The campaign to dehumanise the cloned embryo is an international one, and in May last year one of our greatest living ethicists, a Jewish intellectual and head of the President's Council on Bioethics, Leon Kass, pleaded for honesty in public discourse about cloning:

“If we are properly to evaluate the ethics of this research and where it might lead, we must call things by their right names and not disguise what is going on with euphemism or misleading nomenclature. The initial product of the (Korean) cloning technique is without doubt a living cloned human embryo, the functional equivalent of a fertilised egg.” [iii]

If people are worried that he was on Bush’s Council and therefore suspect, equally truthful nomenclature was also used by former President Clinton's National Bioethics Advisory Commission. Its 1997 report Cloning Human Beings, explicitly stated:

“The Commission began its discussions fully recognizing that any effort in humans to transfer a somatic cell nucleus into an enucleated egg involves the creation of an embryo, with the apparent potential to be implanted in utero and developed to term.”

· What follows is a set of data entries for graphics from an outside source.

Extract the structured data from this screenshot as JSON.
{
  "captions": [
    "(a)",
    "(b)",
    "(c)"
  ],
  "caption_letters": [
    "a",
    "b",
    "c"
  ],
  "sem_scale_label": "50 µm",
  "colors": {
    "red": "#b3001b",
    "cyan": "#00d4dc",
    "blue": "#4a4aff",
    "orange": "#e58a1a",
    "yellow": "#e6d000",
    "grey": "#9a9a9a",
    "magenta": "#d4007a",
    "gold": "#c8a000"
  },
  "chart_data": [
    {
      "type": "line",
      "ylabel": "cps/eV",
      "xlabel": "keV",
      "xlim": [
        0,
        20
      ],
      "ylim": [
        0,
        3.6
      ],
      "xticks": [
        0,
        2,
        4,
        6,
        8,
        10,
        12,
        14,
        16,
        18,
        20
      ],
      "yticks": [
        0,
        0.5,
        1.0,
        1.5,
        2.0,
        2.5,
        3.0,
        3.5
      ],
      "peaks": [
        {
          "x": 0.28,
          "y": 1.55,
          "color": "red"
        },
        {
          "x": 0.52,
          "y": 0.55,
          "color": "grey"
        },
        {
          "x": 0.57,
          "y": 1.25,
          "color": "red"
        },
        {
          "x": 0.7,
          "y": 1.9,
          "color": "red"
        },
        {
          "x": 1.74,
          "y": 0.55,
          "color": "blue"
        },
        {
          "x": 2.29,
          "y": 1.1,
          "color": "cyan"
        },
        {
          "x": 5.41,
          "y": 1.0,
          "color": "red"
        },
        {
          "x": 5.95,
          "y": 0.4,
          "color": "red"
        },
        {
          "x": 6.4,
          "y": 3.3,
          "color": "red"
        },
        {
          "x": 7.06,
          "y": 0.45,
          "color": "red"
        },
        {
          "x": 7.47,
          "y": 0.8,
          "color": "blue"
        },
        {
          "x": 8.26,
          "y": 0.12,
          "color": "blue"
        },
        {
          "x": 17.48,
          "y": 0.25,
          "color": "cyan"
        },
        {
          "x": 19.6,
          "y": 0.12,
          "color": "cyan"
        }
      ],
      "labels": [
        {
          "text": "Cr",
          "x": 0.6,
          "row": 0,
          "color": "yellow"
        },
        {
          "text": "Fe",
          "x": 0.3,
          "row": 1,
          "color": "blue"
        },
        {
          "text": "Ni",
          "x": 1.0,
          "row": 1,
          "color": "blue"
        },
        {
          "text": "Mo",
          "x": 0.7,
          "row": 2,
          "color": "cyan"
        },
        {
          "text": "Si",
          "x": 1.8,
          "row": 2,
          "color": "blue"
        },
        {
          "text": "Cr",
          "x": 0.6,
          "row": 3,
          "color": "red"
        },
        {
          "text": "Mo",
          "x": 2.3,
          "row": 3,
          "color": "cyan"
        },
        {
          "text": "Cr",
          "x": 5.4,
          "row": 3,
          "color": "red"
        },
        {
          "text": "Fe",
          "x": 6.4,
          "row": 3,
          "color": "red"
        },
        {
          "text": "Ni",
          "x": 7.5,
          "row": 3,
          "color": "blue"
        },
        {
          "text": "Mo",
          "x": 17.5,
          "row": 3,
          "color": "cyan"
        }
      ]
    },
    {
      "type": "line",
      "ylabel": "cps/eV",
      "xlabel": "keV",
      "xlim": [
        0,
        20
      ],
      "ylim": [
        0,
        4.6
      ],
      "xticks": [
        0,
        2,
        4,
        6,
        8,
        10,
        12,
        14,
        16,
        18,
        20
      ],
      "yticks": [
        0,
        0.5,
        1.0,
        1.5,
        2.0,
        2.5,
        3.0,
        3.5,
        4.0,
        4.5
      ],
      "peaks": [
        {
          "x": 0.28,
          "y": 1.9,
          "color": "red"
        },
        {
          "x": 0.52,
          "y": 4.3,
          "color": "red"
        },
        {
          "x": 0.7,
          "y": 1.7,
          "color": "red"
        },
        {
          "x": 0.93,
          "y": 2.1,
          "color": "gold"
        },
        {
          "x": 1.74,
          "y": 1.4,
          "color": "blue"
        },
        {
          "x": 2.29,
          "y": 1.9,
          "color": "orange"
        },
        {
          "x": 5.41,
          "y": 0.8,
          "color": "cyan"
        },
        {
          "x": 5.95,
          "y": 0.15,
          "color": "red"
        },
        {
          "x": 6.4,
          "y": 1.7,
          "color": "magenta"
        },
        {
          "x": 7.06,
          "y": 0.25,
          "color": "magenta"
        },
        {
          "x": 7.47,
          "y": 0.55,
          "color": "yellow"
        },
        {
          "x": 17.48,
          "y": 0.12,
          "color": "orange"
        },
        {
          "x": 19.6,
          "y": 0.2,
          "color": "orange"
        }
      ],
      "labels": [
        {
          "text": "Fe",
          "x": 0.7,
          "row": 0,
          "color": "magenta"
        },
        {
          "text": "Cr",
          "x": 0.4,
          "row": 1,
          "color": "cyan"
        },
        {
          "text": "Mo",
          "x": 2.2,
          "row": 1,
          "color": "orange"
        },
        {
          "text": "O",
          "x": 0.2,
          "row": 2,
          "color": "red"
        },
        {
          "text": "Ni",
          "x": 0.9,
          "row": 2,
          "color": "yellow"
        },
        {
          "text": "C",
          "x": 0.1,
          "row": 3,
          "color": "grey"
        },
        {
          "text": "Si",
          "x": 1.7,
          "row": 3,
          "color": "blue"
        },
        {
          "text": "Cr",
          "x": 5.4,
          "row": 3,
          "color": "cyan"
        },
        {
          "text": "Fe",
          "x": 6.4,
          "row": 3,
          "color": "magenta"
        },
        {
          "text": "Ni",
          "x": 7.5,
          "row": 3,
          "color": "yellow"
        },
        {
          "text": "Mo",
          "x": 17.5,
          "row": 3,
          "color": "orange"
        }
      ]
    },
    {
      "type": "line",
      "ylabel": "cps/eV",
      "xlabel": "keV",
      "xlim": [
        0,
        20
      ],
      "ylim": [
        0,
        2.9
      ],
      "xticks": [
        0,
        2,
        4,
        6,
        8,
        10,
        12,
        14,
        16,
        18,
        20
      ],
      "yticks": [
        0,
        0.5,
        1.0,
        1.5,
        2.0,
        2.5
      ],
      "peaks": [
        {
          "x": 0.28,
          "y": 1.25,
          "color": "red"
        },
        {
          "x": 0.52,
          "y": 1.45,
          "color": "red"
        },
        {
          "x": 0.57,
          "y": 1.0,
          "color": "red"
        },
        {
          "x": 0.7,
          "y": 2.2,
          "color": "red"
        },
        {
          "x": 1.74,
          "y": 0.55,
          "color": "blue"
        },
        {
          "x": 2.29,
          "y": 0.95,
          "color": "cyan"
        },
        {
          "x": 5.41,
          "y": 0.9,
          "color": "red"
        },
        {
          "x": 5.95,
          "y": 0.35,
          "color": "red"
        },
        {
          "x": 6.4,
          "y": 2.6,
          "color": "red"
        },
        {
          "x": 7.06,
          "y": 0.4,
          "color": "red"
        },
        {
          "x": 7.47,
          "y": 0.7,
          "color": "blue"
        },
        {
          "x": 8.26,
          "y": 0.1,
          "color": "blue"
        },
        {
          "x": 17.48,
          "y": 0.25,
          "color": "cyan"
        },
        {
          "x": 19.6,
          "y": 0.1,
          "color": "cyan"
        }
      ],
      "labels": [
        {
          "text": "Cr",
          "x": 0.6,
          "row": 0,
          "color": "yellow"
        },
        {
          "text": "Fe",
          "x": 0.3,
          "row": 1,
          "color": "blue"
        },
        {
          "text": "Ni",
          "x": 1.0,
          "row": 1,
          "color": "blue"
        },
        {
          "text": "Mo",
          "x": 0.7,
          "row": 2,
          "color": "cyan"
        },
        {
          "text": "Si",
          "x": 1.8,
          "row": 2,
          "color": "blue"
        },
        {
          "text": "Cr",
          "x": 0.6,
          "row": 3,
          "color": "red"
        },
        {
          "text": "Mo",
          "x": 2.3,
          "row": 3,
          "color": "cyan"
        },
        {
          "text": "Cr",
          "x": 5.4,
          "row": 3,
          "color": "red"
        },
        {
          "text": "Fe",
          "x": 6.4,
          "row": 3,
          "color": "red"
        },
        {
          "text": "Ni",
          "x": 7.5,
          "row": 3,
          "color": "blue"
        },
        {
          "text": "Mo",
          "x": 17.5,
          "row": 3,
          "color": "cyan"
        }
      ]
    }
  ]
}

One could usefully adapt a phrase of that former President and sky-write over the Federal Parliament, “It’s an embryo, stupid”, in the face of all attempts to fool our representatives by misleading nomenclature.

This is tragic. Lies that are aimed to exclude the cloned embryo from the circle of human care, from any sense of belonging in the human family, are influencing decent people in Parliament. It must be that Senator Kay Paterson has come to believe this scientific absurdity, this cynical lie. How else do we explain her transformation from the MP in 2002 who made this stirring statement of ethical principle…

“I believe strongly that it is wrong to create human embryos solely for research. It is not morally permissible to develop an embryo with the intent of truncating it at an early stage for the benefit of another human being. However, utilising embryos that are excess to a couple's needs after a successful implantation is a very different matter.”

…into the MP who is drafting a Bill precisely ‘to create human embryos solely for research’ and to destroy one life for the benefit of another?

This dehumanising lie must be brought to light, and the perpetrators – as far back as Loane Skene’s ISSCR – shamed.

[i] Nature 436, 2 (7 July 2005) doi: 10.1038/436002b
[ii] ABC Radio, PM, 20th May 2005.
[iii] Kass in New York Times, May 29th 2005.